African Regional Integration Index (ARII), a joint publication of the UN Economic Commission for Africa, the African Development Bank, and the African Union Commission, provides up-to-date data on the status of regional integration in Africa.

The report assessed the regional integration status and efforts of the countries that are members of the eight regional economic communities recognized by the African Union.

The report welcomed the recent endorsement of the African Continental Free Trade Area (AfCFTA) by more than 50 African countries. “It is time for quantum leaps.
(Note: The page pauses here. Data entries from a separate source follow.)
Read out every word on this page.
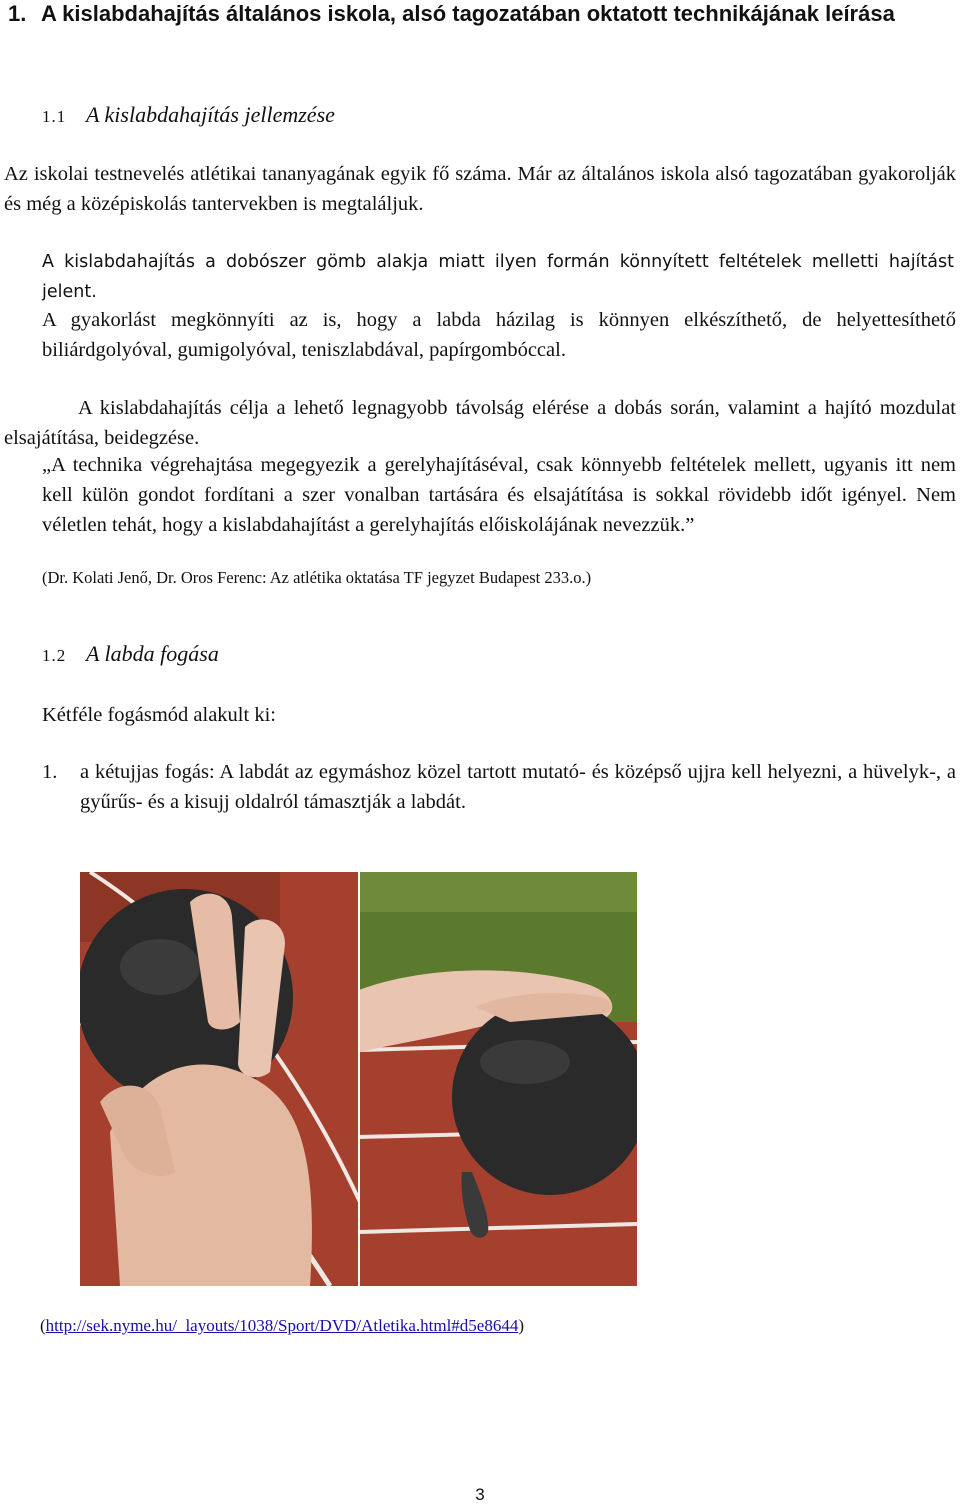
1. A kislabdahajítás általános iskola, alsó tagozatában oktatott technikájának leírása
1.1 A kislabdahajítás jellemzése
Az iskolai testnevelés atlétikai tananyagának egyik fő száma. Már az általános iskola alsó tagozatában gyakorolják és még a középiskolás tantervekben is megtaláljuk.
A kislabdahajítás a dobószer gömb alakja miatt ilyen formán könnyített feltételek melletti hajítást jelent.
A gyakorlást megkönnyíti az is, hogy a labda házilag is könnyen elkészíthető, de helyettesíthető biliárdgolyóval, gumigolyóval, teniszlabdával, papírgombóccal.
A kislabdahajítás célja a lehető legnagyobb távolság elérése a dobás során, valamint a hajító mozdulat elsajátítása, beidegzése.
„A technika végrehajtása megegyezik a gerelyhajításéval, csak könnyebb feltételek mellett, ugyanis itt nem kell külön gondot fordítani a szer vonalban tartására és elsajátítása is sokkal rövidebb időt igényel. Nem véletlen tehát, hogy a kislabdahajítást a gerelyhajítás előiskolájának nevezzük.”
(Dr. Kolati Jenő, Dr. Oros Ferenc: Az atlétika oktatása TF jegyzet Budapest 233.o.)
1.2 A labda fogása
Kétféle fogásmód alakult ki:
1. a kétujjas fogás: A labdát az egymáshoz közel tartott mutató- és középső ujjra kell helyezni, a hüvelyk-, a gyűrűs- és a kisujj oldalról támasztják a labdát.
(http://sek.nyme.hu/_layouts/1038/Sport/DVD/Atletika.html#d5e8644)
3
Regional integration is the glue that will make that happen.”

AfCFTA is a free trade area founded in 2018, with trade commencing as of Jan. 1 2021. It was created by the African Continental Free Trade Agreement among 54 of the 55 African Union nations.
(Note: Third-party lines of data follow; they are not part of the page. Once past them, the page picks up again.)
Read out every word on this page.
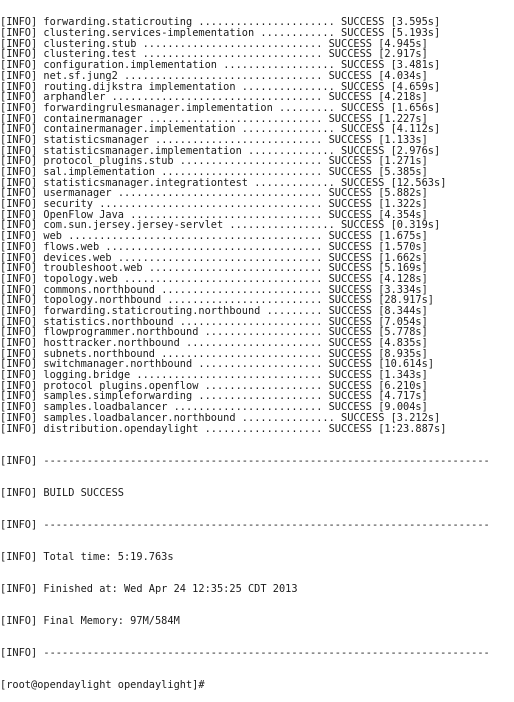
[INFO] forwarding.staticrouting ...................... SUCCESS [3.595s]
[INFO] clustering.services-implementation ............ SUCCESS [5.193s]
[INFO] clustering.stub ............................. SUCCESS [4.945s]
[INFO] clustering.test ............................. SUCCESS [2.917s]
[INFO] configuration.implementation .................. SUCCESS [3.481s]
[INFO] net.sf.jung2 ................................ SUCCESS [4.034s]
[INFO] routing.dijkstra_implementation ............... SUCCESS [4.659s]
[INFO] arphandler .................................. SUCCESS [4.218s]
[INFO] forwardingrulesmanager.implementation ......... SUCCESS [1.656s]
[INFO] containermanager ............................ SUCCESS [1.227s]
[INFO] containermanager.implementation ............... SUCCESS [4.112s]
[INFO] statisticsmanager ........................... SUCCESS [1.133s]
[INFO] statisticsmanager.implementation .............. SUCCESS [2.976s]
[INFO] protocol_plugins.stub ....................... SUCCESS [1.271s]
[INFO] sal.implementation .......................... SUCCESS [5.385s]
[INFO] statisticsmanager.integrationtest ............. SUCCESS [12.563s]
[INFO] usermanager ................................. SUCCESS [5.882s]
[INFO] security .................................... SUCCESS [1.322s]
[INFO] OpenFlow Java ............................... SUCCESS [4.354s]
[INFO] com.sun.jersey.jersey-servlet ................. SUCCESS [0.319s]
[INFO] web ......................................... SUCCESS [1.675s]
[INFO] flows.web ................................... SUCCESS [1.570s]
[INFO] devices.web ................................. SUCCESS [1.662s]
[INFO] troubleshoot.web ............................ SUCCESS [5.169s]
[INFO] topology.web ................................ SUCCESS [4.128s]
[INFO] commons.northbound .......................... SUCCESS [3.334s]
[INFO] topology.northbound ......................... SUCCESS [28.917s]
[INFO] forwarding.staticrouting.northbound ......... SUCCESS [8.344s]
[INFO] statistics.northbound ....................... SUCCESS [7.054s]
[INFO] flowprogrammer.northbound ................... SUCCESS [5.778s]
[INFO] hosttracker.northbound ...................... SUCCESS [4.835s]
[INFO] subnets.northbound .......................... SUCCESS [8.935s]
[INFO] switchmanager.northbound .................... SUCCESS [10.614s]
[INFO] logging.bridge .............................. SUCCESS [1.343s]
[INFO] protocol_plugins.openflow ................... SUCCESS [6.210s]
[INFO] samples.simpleforwarding .................... SUCCESS [4.717s]
[INFO] samples.loadbalancer ........................ SUCCESS [9.004s]
[INFO] samples.loadbalancer.northbound ............... SUCCESS [3.212s]
[INFO] distribution.opendaylight ................... SUCCESS [1:23.887s]

[INFO] ------------------------------------------------------------------------

[INFO] BUILD SUCCESS

[INFO] ------------------------------------------------------------------------

[INFO] Total time: 5:19.763s

[INFO] Finished at: Wed Apr 24 12:35:25 CDT 2013

[INFO] Final Memory: 97M/584M

[INFO] ------------------------------------------------------------------------

[root@opendaylight opendaylight]#
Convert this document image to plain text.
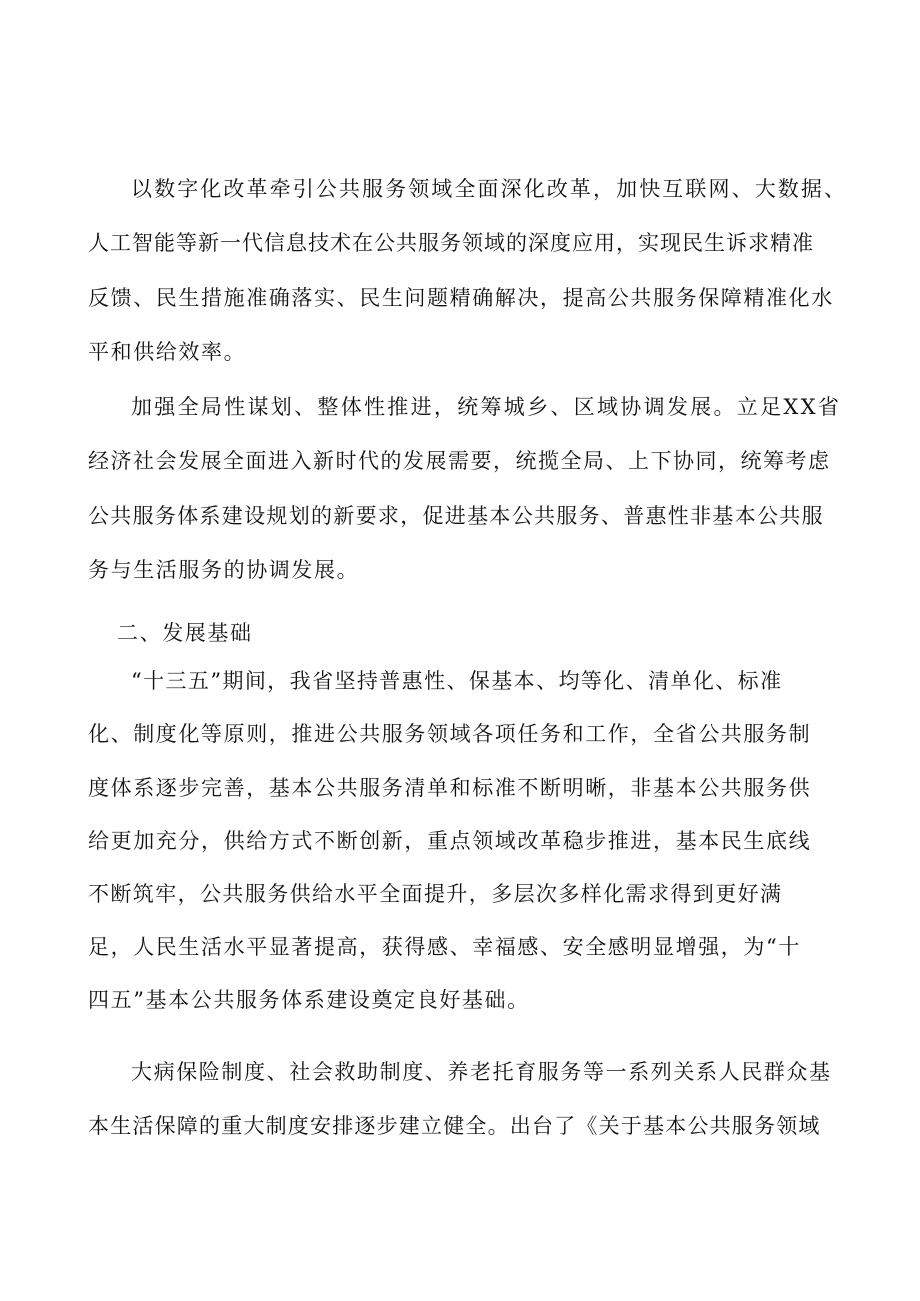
以数字化改革牵引公共服务领域全面深化改革，加快互联网、大数据、
人工智能等新一代信息技术在公共服务领域的深度应用，实现民生诉求精准
反馈、民生措施准确落实、民生问题精确解决，提高公共服务保障精准化水
平和供给效率。
加强全局性谋划、整体性推进，统筹城乡、区域协调发展。立足XX省
经济社会发展全面进入新时代的发展需要，统揽全局、上下协同，统筹考虑
公共服务体系建设规划的新要求，促进基本公共服务、普惠性非基本公共服
务与生活服务的协调发展。
二、发展基础
“十三五”期间，我省坚持普惠性、保基本、均等化、清单化、标准
化、制度化等原则，推进公共服务领域各项任务和工作，全省公共服务制
度体系逐步完善，基本公共服务清单和标准不断明晰，非基本公共服务供
给更加充分，供给方式不断创新，重点领域改革稳步推进，基本民生底线
不断筑牢，公共服务供给水平全面提升，多层次多样化需求得到更好满
足，人民生活水平显著提高，获得感、幸福感、安全感明显增强，为“十
四五”基本公共服务体系建设奠定良好基础。
大病保险制度、社会救助制度、养老托育服务等一系列关系人民群众基
本生活保障的重大制度安排逐步建立健全。出台了《关于基本公共服务领域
Africa’s economic growth is projected to exceed 4% in 2019-2020, an increase from 3.5% in 2018.

The report said for free trade to happen seamlessly, African countries need to implement the Protocol on the Free Movement of People, which will in turn enable traders and investors to operate beyond their national borders.

Spurred by AfCFTA, more than 40% of African countries are projected to post growth of at least 5% this year as commodity prices rise and domestic demand and infrastructure investments boost growth, according to the report.
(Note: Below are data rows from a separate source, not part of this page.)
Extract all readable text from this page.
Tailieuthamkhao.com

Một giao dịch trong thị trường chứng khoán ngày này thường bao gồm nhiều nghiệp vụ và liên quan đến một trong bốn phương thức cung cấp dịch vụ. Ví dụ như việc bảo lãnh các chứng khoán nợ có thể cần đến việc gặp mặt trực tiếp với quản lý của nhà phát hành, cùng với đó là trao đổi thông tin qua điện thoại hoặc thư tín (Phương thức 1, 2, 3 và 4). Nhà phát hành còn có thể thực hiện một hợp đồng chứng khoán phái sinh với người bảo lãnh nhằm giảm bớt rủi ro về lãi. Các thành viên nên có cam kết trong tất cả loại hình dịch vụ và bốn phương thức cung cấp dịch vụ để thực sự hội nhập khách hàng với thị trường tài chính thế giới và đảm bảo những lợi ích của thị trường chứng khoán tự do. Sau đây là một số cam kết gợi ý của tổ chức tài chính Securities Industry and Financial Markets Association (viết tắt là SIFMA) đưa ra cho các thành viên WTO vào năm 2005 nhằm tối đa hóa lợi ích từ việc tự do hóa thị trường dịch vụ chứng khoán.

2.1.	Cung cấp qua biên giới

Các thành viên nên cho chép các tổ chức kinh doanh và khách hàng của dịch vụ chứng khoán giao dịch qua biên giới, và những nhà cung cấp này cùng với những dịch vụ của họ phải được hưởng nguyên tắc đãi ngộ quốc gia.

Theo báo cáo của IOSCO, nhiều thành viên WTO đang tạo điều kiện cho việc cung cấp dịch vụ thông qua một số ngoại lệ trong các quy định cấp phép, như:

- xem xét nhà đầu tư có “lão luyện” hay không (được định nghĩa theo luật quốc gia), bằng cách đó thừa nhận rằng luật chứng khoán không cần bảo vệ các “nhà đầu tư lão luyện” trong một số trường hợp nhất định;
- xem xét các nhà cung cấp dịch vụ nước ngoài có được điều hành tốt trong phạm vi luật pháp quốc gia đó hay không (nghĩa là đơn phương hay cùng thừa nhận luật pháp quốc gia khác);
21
Jean-Guy Afrika, the African Development Bank’s Acting Director for the Regional Integration Coordination Office, said: “The continent will only grow economically if we allow the free flow of goods and services across our borders, allow free movement of people, and scale up regional value chains.

“As a matter of urgency, we bring down tariff and non-tariff barriers, encourage cross-border trade, and open the African skies,” Afrika added.

Alhaji Rashid Kibowa, Director of Trade at the East African Community Secretariat, said: “There is a need for more dialogue on the ARII and methodology issues to expand the scope of coverage of the assessed integration areas.

“The fundamental issues behind the ARII ought to be whether integration exists for Africa and whether it is effective in terms of achieving poverty reduction and socio-economic transformation for the continent,” Kibowa said at the presentation of the report held virtually last week.